J’insiste ici sur l’importance que revêtiront, demain, les financements « climat ». Ils seront au cœur de la négociation, à Paris, tant sont étroitement liés développement et lutte contre le changement climatique.

L’absence de programmation financière est au cœur des critiques des corapporteurs, que je rejoins. L’objectif de 0, 7 % du revenu national brut, qui remplit bien des discours, ne remplit pas, pour autant, les caisses de l’aide au développement ! Je suis convaincu que, si nous voulons tendre vers cet objectif, il sera absolument nécessaire d’additionner les financements du développement et les nouveaux financements « climat ». C’est aujourd’hui un enjeu absolument essentiel.

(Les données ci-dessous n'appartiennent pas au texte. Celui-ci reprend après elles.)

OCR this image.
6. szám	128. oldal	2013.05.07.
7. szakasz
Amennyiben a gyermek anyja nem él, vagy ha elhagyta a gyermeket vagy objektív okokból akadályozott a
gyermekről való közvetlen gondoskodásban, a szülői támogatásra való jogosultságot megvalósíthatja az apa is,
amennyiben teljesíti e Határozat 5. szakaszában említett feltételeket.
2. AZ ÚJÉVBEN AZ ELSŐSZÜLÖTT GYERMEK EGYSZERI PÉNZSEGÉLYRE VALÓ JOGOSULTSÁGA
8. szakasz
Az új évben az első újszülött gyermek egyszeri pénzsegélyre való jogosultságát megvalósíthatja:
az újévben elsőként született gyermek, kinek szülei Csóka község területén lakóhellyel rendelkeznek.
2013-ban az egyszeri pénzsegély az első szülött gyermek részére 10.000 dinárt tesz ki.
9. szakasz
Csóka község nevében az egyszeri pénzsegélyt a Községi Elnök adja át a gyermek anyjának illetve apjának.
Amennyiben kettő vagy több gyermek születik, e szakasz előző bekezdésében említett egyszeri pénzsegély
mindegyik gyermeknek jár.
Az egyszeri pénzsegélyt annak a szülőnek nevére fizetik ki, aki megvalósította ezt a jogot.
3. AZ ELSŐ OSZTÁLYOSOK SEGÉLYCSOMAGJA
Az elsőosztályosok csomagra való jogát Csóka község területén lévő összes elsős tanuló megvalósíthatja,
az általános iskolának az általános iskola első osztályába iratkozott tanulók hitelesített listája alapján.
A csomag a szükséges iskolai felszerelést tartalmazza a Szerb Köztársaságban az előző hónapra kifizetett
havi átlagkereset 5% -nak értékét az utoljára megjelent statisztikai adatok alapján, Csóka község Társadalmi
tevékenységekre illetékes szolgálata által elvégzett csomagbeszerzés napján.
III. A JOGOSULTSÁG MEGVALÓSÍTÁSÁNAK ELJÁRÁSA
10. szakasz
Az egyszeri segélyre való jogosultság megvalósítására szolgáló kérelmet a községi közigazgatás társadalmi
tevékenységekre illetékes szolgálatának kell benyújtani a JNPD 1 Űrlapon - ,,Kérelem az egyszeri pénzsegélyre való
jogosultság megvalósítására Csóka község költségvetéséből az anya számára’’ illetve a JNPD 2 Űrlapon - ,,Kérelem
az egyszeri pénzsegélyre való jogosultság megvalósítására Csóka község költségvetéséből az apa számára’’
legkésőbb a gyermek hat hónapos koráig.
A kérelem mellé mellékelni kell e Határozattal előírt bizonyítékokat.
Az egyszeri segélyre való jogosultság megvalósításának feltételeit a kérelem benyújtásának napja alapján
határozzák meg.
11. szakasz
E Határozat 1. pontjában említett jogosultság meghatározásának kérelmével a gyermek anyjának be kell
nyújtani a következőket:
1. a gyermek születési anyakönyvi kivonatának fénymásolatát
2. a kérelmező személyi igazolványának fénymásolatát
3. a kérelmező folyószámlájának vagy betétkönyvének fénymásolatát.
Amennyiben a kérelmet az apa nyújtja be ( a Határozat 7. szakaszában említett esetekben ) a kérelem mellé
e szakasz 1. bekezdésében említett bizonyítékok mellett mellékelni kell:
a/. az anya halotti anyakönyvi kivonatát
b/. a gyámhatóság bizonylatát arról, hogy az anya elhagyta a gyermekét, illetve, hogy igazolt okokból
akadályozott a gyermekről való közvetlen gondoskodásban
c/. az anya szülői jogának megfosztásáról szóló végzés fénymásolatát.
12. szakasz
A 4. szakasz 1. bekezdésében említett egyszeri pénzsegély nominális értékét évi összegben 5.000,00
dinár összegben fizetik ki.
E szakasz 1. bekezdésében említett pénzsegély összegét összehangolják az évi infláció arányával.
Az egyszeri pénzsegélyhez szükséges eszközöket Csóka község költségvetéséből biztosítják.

La commission des affaires étrangères a établi son texte fin avril. Ses membres ont réalisé un travail fourni et collégial, que je salue, sous la conduite de deux corapporteurs d’appartenances politiques différentes.

Elle a clarifié la structure du projet de loi, grâce à quoi les nouvelles priorités de la politique de développement ressortent nettement. Elle a également introduit de nouveaux dispositifs normatifs, en particulier le « 1 % déchets ». Les collectivités et leurs groupements pourront financer des actions internationales de coopération et de développement dans le secteur des déchets, dans la limite de 1 % du produit de la taxe ou de la redevance d’enlèvement des ordures ménagères.

Le même dispositif existe pour l’eau et l’assainissement depuis la loi Oudin-Santini de 2005. L’expertise des collectivités en matière de services publics locaux est ainsi reconnue. Je ne peux m’empêcher de rappeler que c’était l’une des trente propositions formulées dans le rapport sur le rôle des collectivités territoriales dans la lutte contre le changement climatique et dans la mobilisation en vue de Paris Climat 2015 que j’avais rédigé avec Michel Delebarre et qui a été remis en septembre 2013 au ministre Pascal Canfin.

Ce combat était mené de longue date par Michel Delebarre et par certains réseaux, comme Cités Unies France. Je ne sais combien de fois les amendements déposés pour le faire aboutir sont tombés sous le coup de l’article 40 de la Constitution. Quoi qu’il en soit, l’entêtement a payé, et nous pouvons espérer l’adoption de cette mesure aujourd’hui.